By Brett Coffee, a junior history education major from London.

We all do it; swing by McDonalds, order a combo from the menu, then after we’re done we throw away the wrappers and super-sized cup. This may seem harmless, but does anyone ever think about the impact that a $3.99 value meal has on the environment? Well, I didn’t either until I recently found that the average American consumes about 120 pounds of natural resources every single day. The number may seem high, but when you think about the water and food consumed by the cow to produce that quarter-pound hamburger, the oil that went in to making the wrapper or the land that was degraded by the pesticides that were used to grow the potatoes, the number doesn’t seem so high anymore.

As Americans our society is extremely wasteful. Most of us don’t realize the massive amount of energy which our everyday actions take; from eating, driving, and for the most part simply just being a consumer puts a significant strain on mother nature.

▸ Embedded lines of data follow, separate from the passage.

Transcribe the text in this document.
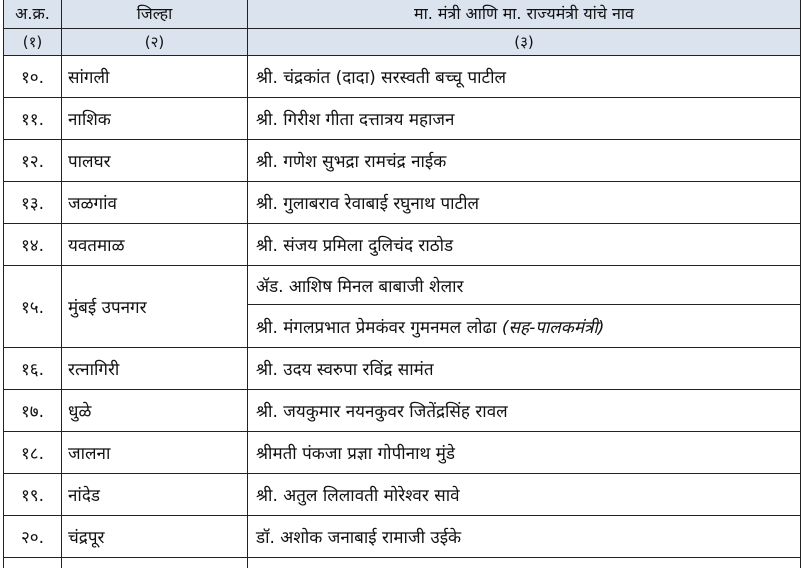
अ.क्र.	जिल्हा	मा. मंत्री आणि मा. राज्यमंत्री यांचे नाव
(१)	(२)	(३)
१०.	सांगली	श्री. चंद्रकांत (दादा) सरस्वती बच्चू पाटील
११.	नाशिक	श्री. गिरीश गीता दत्तात्रय महाजन
१२.	पालघर	श्री. गणेश सुभद्रा रामचंद्र नाईक
१३.	जळगांव	श्री. गुलाबराव रेवाबाई रघुनाथ पाटील
१४.	यवतमाळ	श्री. संजय प्रमिला दुलिचंद राठोड
१५.	मुंबई उपनगर	ॲड. आशिष मिनल बाबाजी शेलार
		श्री. मंगलप्रभात प्रेमकंवर गुमनमल लोढा (सह-पालकमंत्री)
१६.	रत्नागिरी	श्री. उदय स्वरुपा रविंद्र सामंत
१७.	धुळे	श्री. जयकुमार नयनकुवर जितेंद्रसिंह रावल
१८.	जालना	श्रीमती पंकजा प्रज्ञा गोपीनाथ मुंडे
१९.	नांदेड	श्री. अतुल लिलावती मोरेश्वर सावे
२०.	चंद्रपूर	डॉ. अशोक जनाबाई रामाजी उईके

At our current rate we are using many natural resources faster than they are being produced.

Although the answer to our waste and pollution problem is not a simple one, there are many choices one can make that will make a difference. Try eating fewer beef products since that will cut down on the energy and resources it takes to raise the cow. It will also reduce the size of the huge cattle farms that are causing our Great Plains to turn into a desert.

Substituting chicken or fish for the lion’s share of your beef intake would be a more environmentally-sound decision. Although these both still take up a large amount of resources, they require much less than the beef.

Drive less and walk those short distances. This will help reduce carbon dioxide emissions as well as improve a person’s physical health.

Some people even take their own reusable shopping bags to the grocery store so the company doesn’t have to manufacture as many plastic bags.

The obvious course of action for being less wasteful is to recycle. It takes significantly fewer resources and energy to recycle your trash than it does to produce the trash again from raw materials, and it is fairly effortless to do.

In order to make a difference everyone needs to sacrifice a habit or two.

Although difficult at first, the experience will likely become rewarding, and your old acts of tossing your soda cans into a landfill or driving to your next-door neighbor’s house to eat a hamburger will hardly be missed at all.

If you have a soft spot for the environment and wish to help even more, contact the Department of Environmental Protection in Frankfort at (502) 564-2150 to learn about upcoming events and issues that are in need of our attention.

Also let your state representatives know about your concerns for the environment. They are here to represent what the public wants, and if the public wants a cleaner community, their actions could help achieve this challenging goal.